With regards to bonus payments, 89.8% and 87% of men and women received bonuses, delivering a mean bonus pay gap decrease by 8.2% compared to 2019 and a median bonus pay gap increase by 9.6%.
At Betfair, with 75% of the 500 headcount on the snapshot date men, data showed 1.1% and 13.9% mean and median pay gap, respectively – a decrease of 10.3% in the mean and an increase of 0.3% in the median readings.
Pay quartiles delivered 75.5%, 67.7%, 75.7%, and 82.2% male dominance across lower, lower-middle, upper-middle, and upper quartiles, with a gap increase of 3.1% compared to 2019 only in the lower, while the rest declined by 1.3%, 4.5%, and 1.1%.
With 91.2% of men and 88% of women receiving bonuses, the bonus gender pay gap was 40.8% for the mean and 32.3% for the median, an increase of 34.2% and 4.1%, respectively.
Sky Betting & Gaming, which had 1537 employees on the snapshot date of which 77% male, revealed a gender pay gap of 15.8% and 18.7% for the mean and median readings, both marginally up.
Pay quartiles gaps were 68.9%, 74.3%, 79.4%, and 86.7% for the 4 subcategories, with only the upper increasing by 2%, while the other 3 decreased between 1.1% and 1.8%.
Mean and median bonus pay gaps were 34.5%, an increase of 8.5% from 2019, and 22.5%, a decrease of 1.9% compared to the previous year as 90.2% of men and 89.7% of women received bonus payments.
At Halfords Media UK, the company running the PokerStars business in the UK, 392 employees were 74% male-dominated.
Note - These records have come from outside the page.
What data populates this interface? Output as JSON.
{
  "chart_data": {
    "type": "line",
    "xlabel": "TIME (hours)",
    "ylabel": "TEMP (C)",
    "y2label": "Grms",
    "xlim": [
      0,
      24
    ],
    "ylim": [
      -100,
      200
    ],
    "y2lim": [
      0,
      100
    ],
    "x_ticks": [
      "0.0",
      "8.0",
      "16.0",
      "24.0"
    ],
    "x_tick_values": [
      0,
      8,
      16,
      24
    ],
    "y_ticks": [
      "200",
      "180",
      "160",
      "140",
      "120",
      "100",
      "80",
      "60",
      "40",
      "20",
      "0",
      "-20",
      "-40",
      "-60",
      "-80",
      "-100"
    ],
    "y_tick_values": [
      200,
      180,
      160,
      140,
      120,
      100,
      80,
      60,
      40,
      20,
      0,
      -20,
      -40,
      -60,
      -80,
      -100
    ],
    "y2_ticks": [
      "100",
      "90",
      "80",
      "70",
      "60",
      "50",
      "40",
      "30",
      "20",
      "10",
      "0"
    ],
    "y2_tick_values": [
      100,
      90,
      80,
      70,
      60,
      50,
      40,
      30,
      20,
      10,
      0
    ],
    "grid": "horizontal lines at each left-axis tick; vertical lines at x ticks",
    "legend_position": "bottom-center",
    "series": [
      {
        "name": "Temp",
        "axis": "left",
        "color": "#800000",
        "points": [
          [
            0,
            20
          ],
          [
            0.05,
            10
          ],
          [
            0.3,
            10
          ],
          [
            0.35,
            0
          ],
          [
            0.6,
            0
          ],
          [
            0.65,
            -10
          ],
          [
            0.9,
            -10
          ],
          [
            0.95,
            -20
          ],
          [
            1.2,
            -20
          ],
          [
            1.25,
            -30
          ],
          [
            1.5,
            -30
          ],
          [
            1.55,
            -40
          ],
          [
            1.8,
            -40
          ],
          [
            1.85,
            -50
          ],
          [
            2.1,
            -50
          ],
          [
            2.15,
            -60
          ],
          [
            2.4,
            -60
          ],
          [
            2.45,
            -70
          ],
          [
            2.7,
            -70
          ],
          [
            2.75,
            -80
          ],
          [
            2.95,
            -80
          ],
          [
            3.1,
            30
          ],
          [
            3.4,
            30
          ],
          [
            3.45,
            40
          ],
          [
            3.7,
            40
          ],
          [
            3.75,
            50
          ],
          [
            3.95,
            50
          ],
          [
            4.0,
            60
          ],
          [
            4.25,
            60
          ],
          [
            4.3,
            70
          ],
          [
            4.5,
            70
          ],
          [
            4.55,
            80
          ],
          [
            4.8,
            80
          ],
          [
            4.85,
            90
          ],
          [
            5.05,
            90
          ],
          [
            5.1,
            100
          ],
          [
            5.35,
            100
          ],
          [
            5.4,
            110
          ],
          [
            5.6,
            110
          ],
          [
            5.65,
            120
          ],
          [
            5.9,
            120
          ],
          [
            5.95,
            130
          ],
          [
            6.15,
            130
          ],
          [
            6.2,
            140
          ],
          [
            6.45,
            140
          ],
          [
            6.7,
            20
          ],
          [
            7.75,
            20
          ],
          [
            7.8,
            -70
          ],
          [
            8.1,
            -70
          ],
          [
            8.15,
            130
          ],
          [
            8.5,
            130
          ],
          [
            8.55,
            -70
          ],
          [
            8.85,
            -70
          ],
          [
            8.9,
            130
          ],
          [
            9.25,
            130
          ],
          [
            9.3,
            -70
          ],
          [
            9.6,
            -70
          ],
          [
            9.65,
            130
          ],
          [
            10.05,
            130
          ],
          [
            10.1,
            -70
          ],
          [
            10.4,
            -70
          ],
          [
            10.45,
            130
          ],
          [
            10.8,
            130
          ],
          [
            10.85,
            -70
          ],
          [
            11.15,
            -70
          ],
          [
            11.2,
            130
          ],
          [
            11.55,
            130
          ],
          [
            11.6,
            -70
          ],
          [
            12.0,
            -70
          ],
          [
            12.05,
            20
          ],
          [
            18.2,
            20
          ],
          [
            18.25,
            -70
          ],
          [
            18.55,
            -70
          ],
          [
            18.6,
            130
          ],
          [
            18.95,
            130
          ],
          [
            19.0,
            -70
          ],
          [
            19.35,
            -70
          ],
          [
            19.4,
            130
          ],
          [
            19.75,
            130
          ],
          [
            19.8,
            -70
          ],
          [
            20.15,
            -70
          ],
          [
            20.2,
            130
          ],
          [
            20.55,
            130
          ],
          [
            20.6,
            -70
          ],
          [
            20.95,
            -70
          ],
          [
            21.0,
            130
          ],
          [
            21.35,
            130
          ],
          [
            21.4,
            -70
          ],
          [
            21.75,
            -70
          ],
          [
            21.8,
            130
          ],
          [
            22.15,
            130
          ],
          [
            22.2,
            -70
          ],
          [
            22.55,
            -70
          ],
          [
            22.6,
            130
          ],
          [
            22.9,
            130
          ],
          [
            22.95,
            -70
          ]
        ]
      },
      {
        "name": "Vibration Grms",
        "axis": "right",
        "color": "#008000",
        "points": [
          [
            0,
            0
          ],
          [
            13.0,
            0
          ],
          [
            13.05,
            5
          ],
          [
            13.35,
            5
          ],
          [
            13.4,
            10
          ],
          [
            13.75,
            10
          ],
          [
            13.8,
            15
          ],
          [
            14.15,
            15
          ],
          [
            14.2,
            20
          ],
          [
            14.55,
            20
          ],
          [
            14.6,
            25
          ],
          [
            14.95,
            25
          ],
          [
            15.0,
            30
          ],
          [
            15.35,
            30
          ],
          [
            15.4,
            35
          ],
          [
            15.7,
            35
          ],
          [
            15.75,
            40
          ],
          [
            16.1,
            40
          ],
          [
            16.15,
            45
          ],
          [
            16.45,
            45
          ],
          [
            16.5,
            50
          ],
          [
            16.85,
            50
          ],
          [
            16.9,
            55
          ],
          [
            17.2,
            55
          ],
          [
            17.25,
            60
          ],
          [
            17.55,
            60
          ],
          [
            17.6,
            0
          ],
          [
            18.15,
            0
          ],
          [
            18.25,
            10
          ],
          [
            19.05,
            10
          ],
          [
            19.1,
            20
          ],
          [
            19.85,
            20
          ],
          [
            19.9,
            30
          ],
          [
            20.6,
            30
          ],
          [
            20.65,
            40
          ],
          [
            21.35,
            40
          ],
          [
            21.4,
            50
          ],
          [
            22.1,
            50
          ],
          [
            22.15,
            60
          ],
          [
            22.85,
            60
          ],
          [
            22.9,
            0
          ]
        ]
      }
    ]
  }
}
The pay gap came out at 26.5 % and 22.4% for the mean and median readings, increases of 2.1% and 10% from 2019.
Pay quartile gaps were 60%, 72.6%, 78.9%, and 85.3%, with all bar the lower quartile which decreased by 5.1% posting an increase from 2019.
Bonus pay gaps also increased compared to the year prior, by 19.3% to 60% for the mean, and 0.7% to 15.9% for the median readings, as 80.3% of male and 67% of female employees received bonuses.
Flutter outlined the lower female representation as the main driver for the gender pay gap across its online businesses, while unequal quartile distribution of men and women was the main reason for the gap in retail.